Others have addressed many reasons on which road should take. I'd like to chime in on some important factors on which road you can take. Specifically:
If you have written anything already, your boss may already own it.
This shocks people sometimes, but it's entirely true. If you wrote it on work time, with work equipment, or even over work bandwidth; (in the USA) it legally belongs to them under federal copyright law. As soon as you're being paid to do it, they have a claim. Interestingly, this is why you always here about companies refusing to pay for something to negotiate a lower price, then being all shocked that the author sold it to someone else (or just gave it away). This sword cuts both ways. As soon as someone can squint sideways and see some way you were compensated to produce this software, then that benefactor has a claim.

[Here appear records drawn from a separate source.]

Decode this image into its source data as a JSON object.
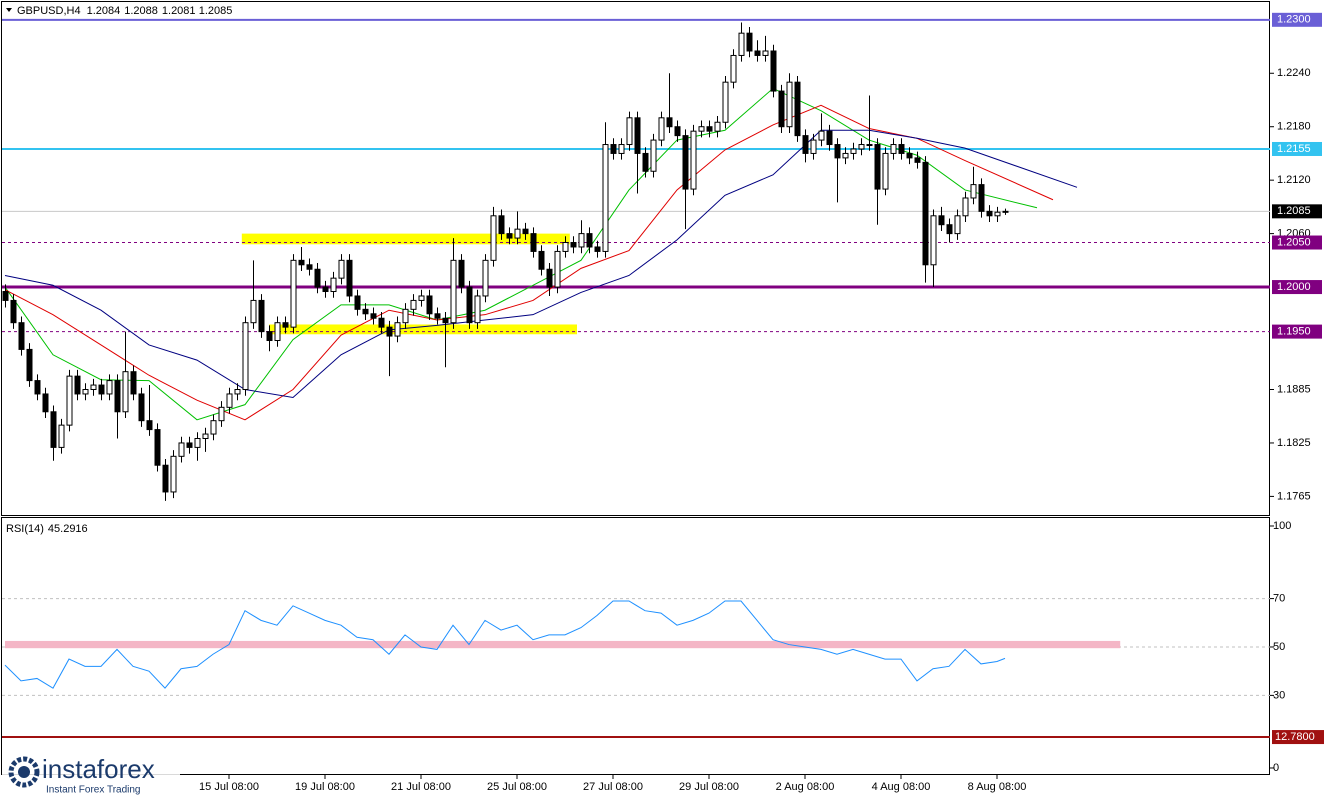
{
  "chart_data": {
    "type": "candlestick",
    "symbol": "GBPUSD,H4",
    "x_start": 0,
    "x_step": 8,
    "ylim": [
      1.1743,
      1.232
    ],
    "yticks": [
      {
        "value": 1.224,
        "label": "1.2240"
      },
      {
        "value": 1.218,
        "label": "1.2180"
      },
      {
        "value": 1.212,
        "label": "1.2120"
      },
      {
        "value": 1.206,
        "label": "1.2060"
      },
      {
        "value": 1.1885,
        "label": "1.1885"
      },
      {
        "value": 1.1825,
        "label": "1.1825"
      },
      {
        "value": 1.1765,
        "label": "1.1765"
      }
    ],
    "xticks": [
      {
        "value": 28,
        "label": "15 Jul 08:00"
      },
      {
        "value": 40,
        "label": "19 Jul 08:00"
      },
      {
        "value": 52,
        "label": "21 Jul 08:00"
      },
      {
        "value": 64,
        "label": "25 Jul 08:00"
      },
      {
        "value": 76,
        "label": "27 Jul 08:00"
      },
      {
        "value": 88,
        "label": "29 Jul 08:00"
      },
      {
        "value": 100,
        "label": "2 Aug 08:00"
      },
      {
        "value": 112,
        "label": "4 Aug 08:00"
      },
      {
        "value": 124,
        "label": "8 Aug 08:00"
      }
    ],
    "up_color": "#ffffff",
    "down_color": "#000000",
    "ohlc": [
      [
        1.1995,
        1.2003,
        1.1977,
        1.1985
      ],
      [
        1.1985,
        1.1992,
        1.1953,
        1.196
      ],
      [
        1.196,
        1.1967,
        1.1923,
        1.193
      ],
      [
        1.193,
        1.1937,
        1.1888,
        1.1895
      ],
      [
        1.1895,
        1.1902,
        1.1873,
        1.188
      ],
      [
        1.188,
        1.1887,
        1.1853,
        1.186
      ],
      [
        1.186,
        1.1867,
        1.1805,
        1.182
      ],
      [
        1.182,
        1.1852,
        1.1813,
        1.1845
      ],
      [
        1.1845,
        1.1907,
        1.1838,
        1.19
      ],
      [
        1.19,
        1.1907,
        1.1873,
        1.188
      ],
      [
        1.188,
        1.1892,
        1.1873,
        1.1885
      ],
      [
        1.1885,
        1.1897,
        1.1878,
        1.189
      ],
      [
        1.189,
        1.1897,
        1.1873,
        1.188
      ],
      [
        1.188,
        1.1902,
        1.1873,
        1.1895
      ],
      [
        1.1895,
        1.1902,
        1.183,
        1.186
      ],
      [
        1.186,
        1.195,
        1.1853,
        1.1905
      ],
      [
        1.1905,
        1.1912,
        1.1873,
        1.188
      ],
      [
        1.188,
        1.1887,
        1.1843,
        1.185
      ],
      [
        1.185,
        1.189,
        1.1833,
        1.184
      ],
      [
        1.184,
        1.1847,
        1.1793,
        1.18
      ],
      [
        1.18,
        1.1807,
        1.176,
        1.177
      ],
      [
        1.177,
        1.1817,
        1.1763,
        1.181
      ],
      [
        1.181,
        1.1832,
        1.1803,
        1.1825
      ],
      [
        1.1825,
        1.1832,
        1.1813,
        1.182
      ],
      [
        1.182,
        1.1837,
        1.1805,
        1.183
      ],
      [
        1.183,
        1.1842,
        1.1815,
        1.1835
      ],
      [
        1.1835,
        1.1857,
        1.1828,
        1.185
      ],
      [
        1.185,
        1.1872,
        1.1843,
        1.1865
      ],
      [
        1.1865,
        1.1887,
        1.1858,
        1.188
      ],
      [
        1.188,
        1.1892,
        1.1873,
        1.1885
      ],
      [
        1.1885,
        1.1967,
        1.1878,
        1.196
      ],
      [
        1.196,
        1.203,
        1.1953,
        1.1985
      ],
      [
        1.1985,
        1.1992,
        1.1943,
        1.195
      ],
      [
        1.195,
        1.1957,
        1.1928,
        1.194
      ],
      [
        1.194,
        1.1967,
        1.1933,
        1.196
      ],
      [
        1.196,
        1.1967,
        1.1948,
        1.1955
      ],
      [
        1.1955,
        1.2037,
        1.1948,
        1.203
      ],
      [
        1.203,
        1.2045,
        1.2018,
        1.2025
      ],
      [
        1.2025,
        1.2032,
        1.2013,
        1.202
      ],
      [
        1.202,
        1.2027,
        1.1993,
        1.2
      ],
      [
        1.2,
        1.2007,
        1.1988,
        1.1995
      ],
      [
        1.1995,
        1.2017,
        1.1988,
        1.201
      ],
      [
        1.201,
        1.2037,
        1.2003,
        1.203
      ],
      [
        1.203,
        1.2037,
        1.1983,
        1.199
      ],
      [
        1.199,
        1.1997,
        1.1968,
        1.1975
      ],
      [
        1.1975,
        1.1982,
        1.1963,
        1.197
      ],
      [
        1.197,
        1.1977,
        1.1958,
        1.1965
      ],
      [
        1.1965,
        1.1972,
        1.1948,
        1.1955
      ],
      [
        1.1955,
        1.1962,
        1.19,
        1.1945
      ],
      [
        1.1945,
        1.1967,
        1.1938,
        1.196
      ],
      [
        1.196,
        1.1982,
        1.1953,
        1.1975
      ],
      [
        1.1975,
        1.1992,
        1.1968,
        1.1985
      ],
      [
        1.1985,
        1.1997,
        1.1978,
        1.199
      ],
      [
        1.199,
        1.1997,
        1.1963,
        1.197
      ],
      [
        1.197,
        1.1977,
        1.1958,
        1.1965
      ],
      [
        1.1965,
        1.1972,
        1.191,
        1.196
      ],
      [
        1.196,
        1.2055,
        1.1953,
        1.203
      ],
      [
        1.203,
        1.2037,
        1.1993,
        1.2
      ],
      [
        1.2,
        1.2007,
        1.1953,
        1.196
      ],
      [
        1.196,
        1.1997,
        1.1953,
        1.199
      ],
      [
        1.199,
        1.2037,
        1.1983,
        1.203
      ],
      [
        1.203,
        1.209,
        1.2023,
        1.208
      ],
      [
        1.208,
        1.2087,
        1.2053,
        1.206
      ],
      [
        1.206,
        1.2067,
        1.2048,
        1.2055
      ],
      [
        1.2055,
        1.2085,
        1.2048,
        1.2065
      ],
      [
        1.2065,
        1.2072,
        1.2053,
        1.206
      ],
      [
        1.206,
        1.2067,
        1.2033,
        1.204
      ],
      [
        1.204,
        1.2047,
        1.2013,
        1.202
      ],
      [
        1.202,
        1.2027,
        1.199,
        1.2
      ],
      [
        1.2,
        1.2047,
        1.1993,
        1.204
      ],
      [
        1.204,
        1.2057,
        1.2033,
        1.205
      ],
      [
        1.205,
        1.2057,
        1.2038,
        1.2045
      ],
      [
        1.2045,
        1.2075,
        1.2038,
        1.206
      ],
      [
        1.206,
        1.2067,
        1.2038,
        1.2045
      ],
      [
        1.2045,
        1.2052,
        1.2033,
        1.204
      ],
      [
        1.204,
        1.2185,
        1.2033,
        1.216
      ],
      [
        1.216,
        1.2167,
        1.2143,
        1.215
      ],
      [
        1.215,
        1.2167,
        1.2143,
        1.216
      ],
      [
        1.216,
        1.2197,
        1.2153,
        1.219
      ],
      [
        1.219,
        1.2197,
        1.2105,
        1.215
      ],
      [
        1.215,
        1.2157,
        1.2123,
        1.213
      ],
      [
        1.213,
        1.2172,
        1.2123,
        1.2165
      ],
      [
        1.2165,
        1.2197,
        1.2158,
        1.219
      ],
      [
        1.219,
        1.224,
        1.2173,
        1.218
      ],
      [
        1.218,
        1.2187,
        1.2163,
        1.217
      ],
      [
        1.217,
        1.2177,
        1.2065,
        1.211
      ],
      [
        1.211,
        1.2182,
        1.2103,
        1.2175
      ],
      [
        1.2175,
        1.2187,
        1.2168,
        1.218
      ],
      [
        1.218,
        1.2187,
        1.2168,
        1.2175
      ],
      [
        1.2175,
        1.2192,
        1.2168,
        1.2185
      ],
      [
        1.2185,
        1.2237,
        1.2178,
        1.223
      ],
      [
        1.223,
        1.2267,
        1.2223,
        1.226
      ],
      [
        1.226,
        1.2297,
        1.2253,
        1.2285
      ],
      [
        1.2285,
        1.2292,
        1.2258,
        1.2265
      ],
      [
        1.2265,
        1.2277,
        1.2253,
        1.226
      ],
      [
        1.226,
        1.2282,
        1.2253,
        1.2265
      ],
      [
        1.2265,
        1.2272,
        1.2213,
        1.222
      ],
      [
        1.222,
        1.2227,
        1.2173,
        1.218
      ],
      [
        1.218,
        1.224,
        1.2173,
        1.223
      ],
      [
        1.223,
        1.2237,
        1.2163,
        1.217
      ],
      [
        1.217,
        1.2177,
        1.214,
        1.215
      ],
      [
        1.215,
        1.2172,
        1.2143,
        1.2165
      ],
      [
        1.2165,
        1.2195,
        1.2158,
        1.2175
      ],
      [
        1.2175,
        1.2182,
        1.2153,
        1.216
      ],
      [
        1.216,
        1.2167,
        1.2095,
        1.2145
      ],
      [
        1.2145,
        1.2157,
        1.2138,
        1.215
      ],
      [
        1.215,
        1.2162,
        1.2143,
        1.2155
      ],
      [
        1.2155,
        1.2167,
        1.2148,
        1.216
      ],
      [
        1.216,
        1.2215,
        1.2153,
        1.216
      ],
      [
        1.216,
        1.2167,
        1.207,
        1.211
      ],
      [
        1.211,
        1.2157,
        1.2103,
        1.215
      ],
      [
        1.215,
        1.2167,
        1.2143,
        1.216
      ],
      [
        1.216,
        1.2167,
        1.2143,
        1.215
      ],
      [
        1.215,
        1.2157,
        1.2138,
        1.2145
      ],
      [
        1.2145,
        1.2152,
        1.2133,
        1.214
      ],
      [
        1.214,
        1.2147,
        1.2005,
        1.2025
      ],
      [
        1.2025,
        1.2087,
        1.2,
        1.208
      ],
      [
        1.208,
        1.209,
        1.2063,
        1.207
      ],
      [
        1.207,
        1.2077,
        1.205,
        1.206
      ],
      [
        1.206,
        1.2087,
        1.2053,
        1.208
      ],
      [
        1.208,
        1.2107,
        1.2073,
        1.21
      ],
      [
        1.21,
        1.2135,
        1.2093,
        1.2115
      ],
      [
        1.2115,
        1.2122,
        1.2078,
        1.2085
      ],
      [
        1.2085,
        1.2092,
        1.2073,
        1.208
      ],
      [
        1.208,
        1.209,
        1.2073,
        1.2084
      ],
      [
        1.2084,
        1.2088,
        1.2081,
        1.2085
      ]
    ],
    "moving_averages": [
      {
        "color": "#00c000",
        "x": [
          0,
          6,
          12,
          18,
          24,
          30,
          36,
          42,
          48,
          54,
          60,
          66,
          72,
          78,
          84,
          90,
          96,
          102,
          108,
          114,
          120,
          129
        ],
        "values": [
          1.2,
          1.1924,
          1.1896,
          1.1895,
          1.1851,
          1.1868,
          1.1941,
          1.198,
          1.198,
          1.1963,
          1.1974,
          1.2002,
          1.203,
          1.2109,
          1.2165,
          1.2176,
          1.2223,
          1.2198,
          1.2165,
          1.2148,
          1.2109,
          1.2089
        ]
      },
      {
        "color": "#e00000",
        "x": [
          0,
          6,
          12,
          18,
          24,
          30,
          36,
          42,
          48,
          54,
          60,
          66,
          72,
          78,
          84,
          90,
          96,
          102,
          108,
          114,
          120,
          131
        ],
        "values": [
          1.1997,
          1.1969,
          1.1935,
          1.1901,
          1.1873,
          1.1851,
          1.1885,
          1.1946,
          1.1974,
          1.1963,
          1.1969,
          1.1985,
          1.2021,
          1.2041,
          1.2109,
          1.2154,
          1.2182,
          1.2204,
          1.2178,
          1.2167,
          1.2142,
          1.2098
        ]
      },
      {
        "color": "#000080",
        "x": [
          0,
          6,
          12,
          18,
          24,
          30,
          36,
          42,
          48,
          54,
          60,
          66,
          72,
          78,
          84,
          90,
          96,
          102,
          108,
          114,
          120,
          134
        ],
        "values": [
          1.2013,
          1.2002,
          1.1974,
          1.1935,
          1.1918,
          1.1885,
          1.1876,
          1.1924,
          1.1952,
          1.1957,
          1.1963,
          1.1969,
          1.1994,
          1.2013,
          1.2053,
          1.2103,
          1.2126,
          1.2176,
          1.2176,
          1.2167,
          1.2156,
          1.2112
        ]
      }
    ],
    "levels": [
      {
        "value": 1.23,
        "label": "1.2300",
        "color": "#6a5fd6",
        "box": "#6a5fd6",
        "width": 2,
        "dash": false
      },
      {
        "value": 1.2155,
        "label": "1.2155",
        "color": "#33c3f0",
        "box": "#33c3f0",
        "width": 2,
        "dash": false
      },
      {
        "value": 1.2085,
        "label": "1.2085",
        "color": "#c8c8c8",
        "box": "#000000",
        "width": 1,
        "dash": false
      },
      {
        "value": 1.205,
        "label": "1.2050",
        "color": "#800080",
        "box": "#800080",
        "width": 1,
        "dash": true
      },
      {
        "value": 1.2,
        "label": "1.2000",
        "color": "#800080",
        "box": "#800080",
        "width": 3,
        "dash": false
      },
      {
        "value": 1.195,
        "label": "1.1950",
        "color": "#800080",
        "box": "#800080",
        "width": 1,
        "dash": true
      }
    ],
    "zones": [
      {
        "color": "#ffff00",
        "x": [
          29.6,
          70.6
        ],
        "y": [
          1.2048,
          1.206
        ]
      },
      {
        "color": "#ffff00",
        "x": [
          33,
          71.5
        ],
        "y": [
          1.1947,
          1.1958
        ]
      }
    ],
    "rsi": {
      "name": "RSI(14)",
      "color": "#1e90ff",
      "ylim": [
        -2.9,
        103.3
      ],
      "yticks": [
        100,
        70,
        50,
        30,
        0
      ],
      "grid": [
        70,
        50,
        30
      ],
      "x": [
        0,
        2,
        4,
        6,
        8,
        10,
        12,
        14,
        16,
        18,
        20,
        22,
        24,
        26,
        28,
        30,
        32,
        34,
        36,
        38,
        40,
        42,
        44,
        46,
        48,
        50,
        52,
        54,
        56,
        58,
        60,
        62,
        64,
        66,
        68,
        70,
        72,
        74,
        76,
        78,
        80,
        82,
        84,
        86,
        88,
        90,
        92,
        94,
        96,
        98,
        100,
        102,
        104,
        106,
        108,
        110,
        112,
        114,
        116,
        118,
        120,
        122,
        124,
        125
      ],
      "values": [
        42.5,
        36,
        37,
        33,
        45,
        42,
        42,
        49,
        42,
        40,
        33,
        41,
        42,
        47,
        51,
        65,
        61,
        59,
        67,
        64,
        61,
        59,
        54,
        53,
        47,
        55,
        50,
        49,
        59,
        51,
        61,
        57,
        59,
        53,
        55,
        55,
        58,
        63,
        69,
        69,
        65,
        64,
        59,
        61,
        64,
        69,
        69,
        61,
        53,
        51,
        50,
        49,
        47,
        49,
        47,
        45,
        45,
        36,
        41,
        42,
        49,
        43,
        44,
        45.2916
      ],
      "zone": {
        "color": "#f4b6c6",
        "x": [
          0,
          139.4
        ],
        "y": [
          49.5,
          52.5
        ]
      },
      "level": {
        "value": 12.78,
        "label": "12.7800",
        "color": "#a01010"
      }
    },
    "logo": {
      "name": "instaforex",
      "tagline": "Instant Forex Trading"
    }
  }
}
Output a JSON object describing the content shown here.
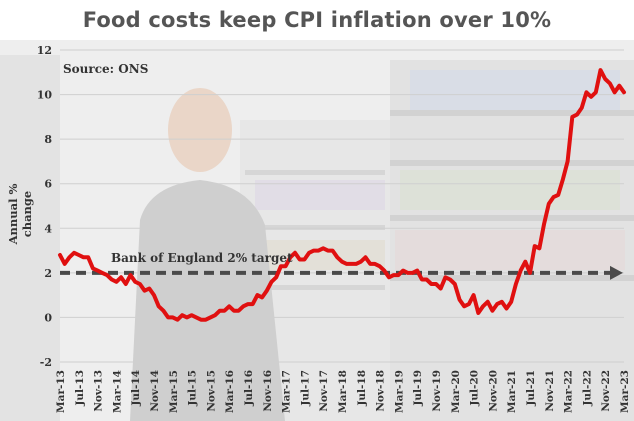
{
  "chart_data": {
    "type": "line",
    "title": "Food costs keep CPI inflation over 10%",
    "source": "Source: ONS",
    "ylabel": "Annual % change",
    "xlabel": "",
    "ylim": [
      -2,
      12
    ],
    "yticks": [
      -2,
      0,
      2,
      4,
      6,
      8,
      10,
      12
    ],
    "xlim": [
      0,
      120
    ],
    "grid": "horizontal",
    "line_color": "#e01010",
    "xtick_labels": [
      {
        "x": 0,
        "label": "Mar-13"
      },
      {
        "x": 4,
        "label": "Jul-13"
      },
      {
        "x": 8,
        "label": "Nov-13"
      },
      {
        "x": 12,
        "label": "Mar-14"
      },
      {
        "x": 16,
        "label": "Jul-14"
      },
      {
        "x": 20,
        "label": "Nov-14"
      },
      {
        "x": 24,
        "label": "Mar-15"
      },
      {
        "x": 28,
        "label": "Jul-15"
      },
      {
        "x": 32,
        "label": "Nov-15"
      },
      {
        "x": 36,
        "label": "Mar-16"
      },
      {
        "x": 40,
        "label": "Jul-16"
      },
      {
        "x": 44,
        "label": "Nov-16"
      },
      {
        "x": 48,
        "label": "Mar-17"
      },
      {
        "x": 52,
        "label": "Jul-17"
      },
      {
        "x": 56,
        "label": "Nov-17"
      },
      {
        "x": 60,
        "label": "Mar-18"
      },
      {
        "x": 64,
        "label": "Jul-18"
      },
      {
        "x": 68,
        "label": "Nov-18"
      },
      {
        "x": 72,
        "label": "Mar-19"
      },
      {
        "x": 76,
        "label": "Jul-19"
      },
      {
        "x": 80,
        "label": "Nov-19"
      },
      {
        "x": 84,
        "label": "Mar-20"
      },
      {
        "x": 88,
        "label": "Jul-20"
      },
      {
        "x": 92,
        "label": "Nov-20"
      },
      {
        "x": 96,
        "label": "Mar-21"
      },
      {
        "x": 100,
        "label": "Jul-21"
      },
      {
        "x": 104,
        "label": "Nov-21"
      },
      {
        "x": 108,
        "label": "Mar-22"
      },
      {
        "x": 112,
        "label": "Jul-22"
      },
      {
        "x": 116,
        "label": "Nov-22"
      },
      {
        "x": 120,
        "label": "Mar-23"
      }
    ],
    "series": [
      {
        "values": [
          [
            0,
            2.8
          ],
          [
            1,
            2.4
          ],
          [
            2,
            2.7
          ],
          [
            3,
            2.9
          ],
          [
            4,
            2.8
          ],
          [
            5,
            2.7
          ],
          [
            6,
            2.7
          ],
          [
            7,
            2.2
          ],
          [
            8,
            2.1
          ],
          [
            9,
            2.0
          ],
          [
            10,
            1.9
          ],
          [
            11,
            1.7
          ],
          [
            12,
            1.6
          ],
          [
            13,
            1.8
          ],
          [
            14,
            1.5
          ],
          [
            15,
            1.9
          ],
          [
            16,
            1.6
          ],
          [
            17,
            1.5
          ],
          [
            18,
            1.2
          ],
          [
            19,
            1.3
          ],
          [
            20,
            1.0
          ],
          [
            21,
            0.5
          ],
          [
            22,
            0.3
          ],
          [
            23,
            0.0
          ],
          [
            24,
            0.0
          ],
          [
            25,
            -0.1
          ],
          [
            26,
            0.1
          ],
          [
            27,
            0.0
          ],
          [
            28,
            0.1
          ],
          [
            29,
            0.0
          ],
          [
            30,
            -0.1
          ],
          [
            31,
            -0.1
          ],
          [
            32,
            0.0
          ],
          [
            33,
            0.1
          ],
          [
            34,
            0.3
          ],
          [
            35,
            0.3
          ],
          [
            36,
            0.5
          ],
          [
            37,
            0.3
          ],
          [
            38,
            0.3
          ],
          [
            39,
            0.5
          ],
          [
            40,
            0.6
          ],
          [
            41,
            0.6
          ],
          [
            42,
            1.0
          ],
          [
            43,
            0.9
          ],
          [
            44,
            1.2
          ],
          [
            45,
            1.6
          ],
          [
            46,
            1.8
          ],
          [
            47,
            2.3
          ],
          [
            48,
            2.3
          ],
          [
            49,
            2.7
          ],
          [
            50,
            2.9
          ],
          [
            51,
            2.6
          ],
          [
            52,
            2.6
          ],
          [
            53,
            2.9
          ],
          [
            54,
            3.0
          ],
          [
            55,
            3.0
          ],
          [
            56,
            3.1
          ],
          [
            57,
            3.0
          ],
          [
            58,
            3.0
          ],
          [
            59,
            2.7
          ],
          [
            60,
            2.5
          ],
          [
            61,
            2.4
          ],
          [
            62,
            2.4
          ],
          [
            63,
            2.4
          ],
          [
            64,
            2.5
          ],
          [
            65,
            2.7
          ],
          [
            66,
            2.4
          ],
          [
            67,
            2.4
          ],
          [
            68,
            2.3
          ],
          [
            69,
            2.1
          ],
          [
            70,
            1.8
          ],
          [
            71,
            1.9
          ],
          [
            72,
            1.9
          ],
          [
            73,
            2.1
          ],
          [
            74,
            2.0
          ],
          [
            75,
            2.0
          ],
          [
            76,
            2.1
          ],
          [
            77,
            1.7
          ],
          [
            78,
            1.7
          ],
          [
            79,
            1.5
          ],
          [
            80,
            1.5
          ],
          [
            81,
            1.3
          ],
          [
            82,
            1.8
          ],
          [
            83,
            1.7
          ],
          [
            84,
            1.5
          ],
          [
            85,
            0.8
          ],
          [
            86,
            0.5
          ],
          [
            87,
            0.6
          ],
          [
            88,
            1.0
          ],
          [
            89,
            0.2
          ],
          [
            90,
            0.5
          ],
          [
            91,
            0.7
          ],
          [
            92,
            0.3
          ],
          [
            93,
            0.6
          ],
          [
            94,
            0.7
          ],
          [
            95,
            0.4
          ],
          [
            96,
            0.7
          ],
          [
            97,
            1.5
          ],
          [
            98,
            2.1
          ],
          [
            99,
            2.5
          ],
          [
            100,
            2.0
          ],
          [
            101,
            3.2
          ],
          [
            102,
            3.1
          ],
          [
            103,
            4.2
          ],
          [
            104,
            5.1
          ],
          [
            105,
            5.4
          ],
          [
            106,
            5.5
          ],
          [
            107,
            6.2
          ],
          [
            108,
            7.0
          ],
          [
            109,
            9.0
          ],
          [
            110,
            9.1
          ],
          [
            111,
            9.4
          ],
          [
            112,
            10.1
          ],
          [
            113,
            9.9
          ],
          [
            114,
            10.1
          ],
          [
            115,
            11.1
          ],
          [
            116,
            10.7
          ],
          [
            117,
            10.5
          ],
          [
            118,
            10.1
          ],
          [
            119,
            10.4
          ],
          [
            120,
            10.1
          ]
        ]
      }
    ],
    "annotations": [
      {
        "type": "reference-line",
        "y": 2,
        "label": "Bank of England 2% target"
      }
    ]
  }
}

That said, even if you've done it clean-room, on your own time, and entirely with your own resources; can you afford to defend it? Owning it doesn't mean much if they can just ignore you. Have a lawyer friend that will help you keep your ownership clear and is willing to send scary lawyer letters. This also means you must be willing to lose your job. It further means that your boss must have enough assets that, should they fire you, it's worth suing them.
Most importantly, try to do a better job selling it. Very few bosses will turn down a good opportunity. Even bad ones, when convinced of the savings, will go for it. Don't assume it's their job to know this stuff. It's their job to hire and manage people who know this stuff--that's a two-way street. If you want an opportunity to write some serious software, understand that you need to give them an opportunity to identify talent that can do so. Until you've both helped each other take that step (and both benefited from it), there's no way anyone can benefit. They're taking a risk--so sell them on it.
You'll find that you can do amazing things when your boss trusts in your judgement and will give you freedom. A lot of times the difference between a job and a career is finding management that you can interface with. Being a successful programmer or architect is entirely a people skill--establish trust, find a good boss, and you can make good money writing code without the BS. Alas, that might mean leaving your current job.
Finally (in case I haven't made this obvious yet), don't get so attached to your job. Really. If you're this concerned about how "your" job is going to take advantage of (or fail to take advantage of) your skills, I humbly suggest that you should mistrust your attachment to it. Working is like dating in a disturbing number of ways. It doesn't matter how "great" the place is, and it doesn't matter how much they "deserve" your "help". Find a partner that will appreciate you, or you're just going to be in a dead-end relationship and you won't realize it until you're way out of your prime. There are other fish in the sea (even in this market), and you should keep getting what you need from this one until you can trade up. If you feel dirty doing it, that's great--just don't settle for less than you should.